43+ Multiple Sclerosis Ms Brain Lesions Background. Multiple sclerosis (ms) produces neurological symptoms due to its effect on the brain, spinal cord, and optic nerves (the nerves that control vision). With magnetic resonance imaging, doctors can use the lesions to track the progress of the condition.
The patient has eeg probes on the skull the measure brain response to visual stimuli. A brain magnetic resonance imaging (mri) scan and occasionally evoked potential tests are used to detect ms lesions in the brainstem. This process results in the demyelination of white matter in the brain and spinal cord.
Brain lesions can be caused by many different triggers.

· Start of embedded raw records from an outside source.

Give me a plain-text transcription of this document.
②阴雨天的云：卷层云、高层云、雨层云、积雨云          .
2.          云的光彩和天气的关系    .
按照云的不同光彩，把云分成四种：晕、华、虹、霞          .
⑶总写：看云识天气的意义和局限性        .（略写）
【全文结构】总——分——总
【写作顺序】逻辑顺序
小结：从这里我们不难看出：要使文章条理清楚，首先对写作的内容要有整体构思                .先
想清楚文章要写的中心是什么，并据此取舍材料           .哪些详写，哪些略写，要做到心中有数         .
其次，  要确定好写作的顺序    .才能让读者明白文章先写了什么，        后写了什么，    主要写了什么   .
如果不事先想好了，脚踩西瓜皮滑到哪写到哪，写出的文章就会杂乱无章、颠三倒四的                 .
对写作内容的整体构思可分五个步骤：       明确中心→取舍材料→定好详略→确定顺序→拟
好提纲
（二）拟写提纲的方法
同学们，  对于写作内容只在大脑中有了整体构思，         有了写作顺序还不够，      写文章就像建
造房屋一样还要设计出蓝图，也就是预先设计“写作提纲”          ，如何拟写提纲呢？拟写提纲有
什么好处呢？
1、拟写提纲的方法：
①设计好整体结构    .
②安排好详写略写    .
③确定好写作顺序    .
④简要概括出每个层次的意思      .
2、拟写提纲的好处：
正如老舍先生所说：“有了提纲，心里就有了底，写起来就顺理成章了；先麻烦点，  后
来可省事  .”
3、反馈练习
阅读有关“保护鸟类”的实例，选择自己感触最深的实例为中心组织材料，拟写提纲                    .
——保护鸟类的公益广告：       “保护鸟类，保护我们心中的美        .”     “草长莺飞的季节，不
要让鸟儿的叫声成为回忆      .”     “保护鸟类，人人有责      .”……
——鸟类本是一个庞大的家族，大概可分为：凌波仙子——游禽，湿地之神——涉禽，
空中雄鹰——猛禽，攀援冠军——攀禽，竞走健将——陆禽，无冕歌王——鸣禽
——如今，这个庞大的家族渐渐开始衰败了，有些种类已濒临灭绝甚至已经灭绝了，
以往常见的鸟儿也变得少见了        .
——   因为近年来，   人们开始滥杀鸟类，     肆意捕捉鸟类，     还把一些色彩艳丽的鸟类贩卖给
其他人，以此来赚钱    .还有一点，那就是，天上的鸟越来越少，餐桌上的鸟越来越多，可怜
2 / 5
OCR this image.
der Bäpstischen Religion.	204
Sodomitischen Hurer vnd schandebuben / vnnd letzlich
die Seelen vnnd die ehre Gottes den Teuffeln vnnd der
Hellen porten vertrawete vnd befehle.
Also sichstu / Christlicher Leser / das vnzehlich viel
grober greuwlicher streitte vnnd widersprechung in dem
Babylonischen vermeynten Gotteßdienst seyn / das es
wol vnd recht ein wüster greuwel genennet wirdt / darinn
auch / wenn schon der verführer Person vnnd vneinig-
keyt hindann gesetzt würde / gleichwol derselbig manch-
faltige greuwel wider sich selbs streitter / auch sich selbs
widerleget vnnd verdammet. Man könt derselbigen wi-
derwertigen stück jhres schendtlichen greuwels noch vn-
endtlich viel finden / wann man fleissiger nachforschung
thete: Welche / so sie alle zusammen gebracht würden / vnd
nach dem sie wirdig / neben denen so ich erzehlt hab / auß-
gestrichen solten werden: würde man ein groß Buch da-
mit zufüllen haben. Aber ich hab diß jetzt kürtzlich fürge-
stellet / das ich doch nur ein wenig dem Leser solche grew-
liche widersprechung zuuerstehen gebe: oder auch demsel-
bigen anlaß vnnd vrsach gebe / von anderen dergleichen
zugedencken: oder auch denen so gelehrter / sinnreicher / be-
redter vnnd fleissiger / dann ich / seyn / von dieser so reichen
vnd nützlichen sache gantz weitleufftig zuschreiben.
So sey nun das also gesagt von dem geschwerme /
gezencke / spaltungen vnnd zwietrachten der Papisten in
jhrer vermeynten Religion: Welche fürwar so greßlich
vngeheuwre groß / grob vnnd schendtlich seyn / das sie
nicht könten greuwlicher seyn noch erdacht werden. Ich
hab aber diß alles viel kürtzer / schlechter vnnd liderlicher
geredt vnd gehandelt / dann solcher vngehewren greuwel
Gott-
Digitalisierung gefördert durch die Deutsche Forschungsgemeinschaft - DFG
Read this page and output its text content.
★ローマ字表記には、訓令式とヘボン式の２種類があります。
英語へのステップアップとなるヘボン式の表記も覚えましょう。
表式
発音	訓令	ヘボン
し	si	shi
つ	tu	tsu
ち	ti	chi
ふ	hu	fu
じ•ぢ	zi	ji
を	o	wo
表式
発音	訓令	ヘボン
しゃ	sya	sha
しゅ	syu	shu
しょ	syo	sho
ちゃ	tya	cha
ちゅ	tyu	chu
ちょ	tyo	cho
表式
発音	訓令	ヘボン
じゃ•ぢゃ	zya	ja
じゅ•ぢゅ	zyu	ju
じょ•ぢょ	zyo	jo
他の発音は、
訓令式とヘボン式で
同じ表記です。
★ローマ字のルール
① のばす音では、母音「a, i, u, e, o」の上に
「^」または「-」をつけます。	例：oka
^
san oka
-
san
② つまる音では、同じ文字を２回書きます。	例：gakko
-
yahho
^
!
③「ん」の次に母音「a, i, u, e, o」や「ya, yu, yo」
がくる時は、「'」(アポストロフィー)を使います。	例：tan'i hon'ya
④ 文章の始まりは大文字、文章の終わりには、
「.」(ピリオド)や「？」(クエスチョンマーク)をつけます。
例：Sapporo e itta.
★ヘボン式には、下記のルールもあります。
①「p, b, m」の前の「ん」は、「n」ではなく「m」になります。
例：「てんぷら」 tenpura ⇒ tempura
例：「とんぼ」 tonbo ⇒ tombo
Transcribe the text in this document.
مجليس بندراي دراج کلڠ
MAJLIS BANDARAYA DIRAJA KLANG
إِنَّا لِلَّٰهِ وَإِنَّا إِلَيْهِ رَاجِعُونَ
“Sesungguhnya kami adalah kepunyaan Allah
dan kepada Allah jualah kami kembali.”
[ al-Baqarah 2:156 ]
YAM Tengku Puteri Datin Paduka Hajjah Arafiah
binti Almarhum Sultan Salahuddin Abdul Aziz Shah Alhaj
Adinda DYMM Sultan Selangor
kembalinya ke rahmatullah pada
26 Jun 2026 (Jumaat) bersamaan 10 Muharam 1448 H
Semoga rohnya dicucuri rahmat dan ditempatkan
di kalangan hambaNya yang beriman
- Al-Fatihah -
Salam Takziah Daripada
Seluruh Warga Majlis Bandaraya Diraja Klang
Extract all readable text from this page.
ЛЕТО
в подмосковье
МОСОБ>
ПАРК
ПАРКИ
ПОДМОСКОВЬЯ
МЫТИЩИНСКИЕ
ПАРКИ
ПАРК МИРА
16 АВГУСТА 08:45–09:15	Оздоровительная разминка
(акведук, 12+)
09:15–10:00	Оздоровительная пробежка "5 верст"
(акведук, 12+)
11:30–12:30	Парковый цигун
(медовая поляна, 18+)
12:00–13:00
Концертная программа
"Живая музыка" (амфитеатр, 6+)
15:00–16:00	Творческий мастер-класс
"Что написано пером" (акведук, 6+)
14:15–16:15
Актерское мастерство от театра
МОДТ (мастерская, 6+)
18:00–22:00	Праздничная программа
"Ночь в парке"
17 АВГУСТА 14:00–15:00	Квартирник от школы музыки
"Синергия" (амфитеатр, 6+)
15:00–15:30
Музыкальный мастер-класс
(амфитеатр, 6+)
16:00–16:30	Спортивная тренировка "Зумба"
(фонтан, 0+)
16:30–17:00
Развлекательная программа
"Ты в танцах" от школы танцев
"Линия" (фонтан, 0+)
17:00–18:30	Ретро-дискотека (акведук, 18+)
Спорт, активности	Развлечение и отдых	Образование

Multiple sclerosis (ms) is a relatively common acquired chronic relapsing demyelinating disease involving the central nervous system, and is the second characteristically, and by definition, multiple sclerosis is disseminated not only in space (i.e. Autoimmune diseases, such as lupus and multiple sclerosis. According to the mcdonald criteria for ms, the diagnosis requires objective evidence of lesions disseminated in time. Multiple sclerosis (ms) is an autoimmune disease in which the immune system attacks myelinated axons in the brain and spinal cord nerve fibers (central nervous system), damaging or destroying the myelin (demyelination) and/or the axons (nerve tissue).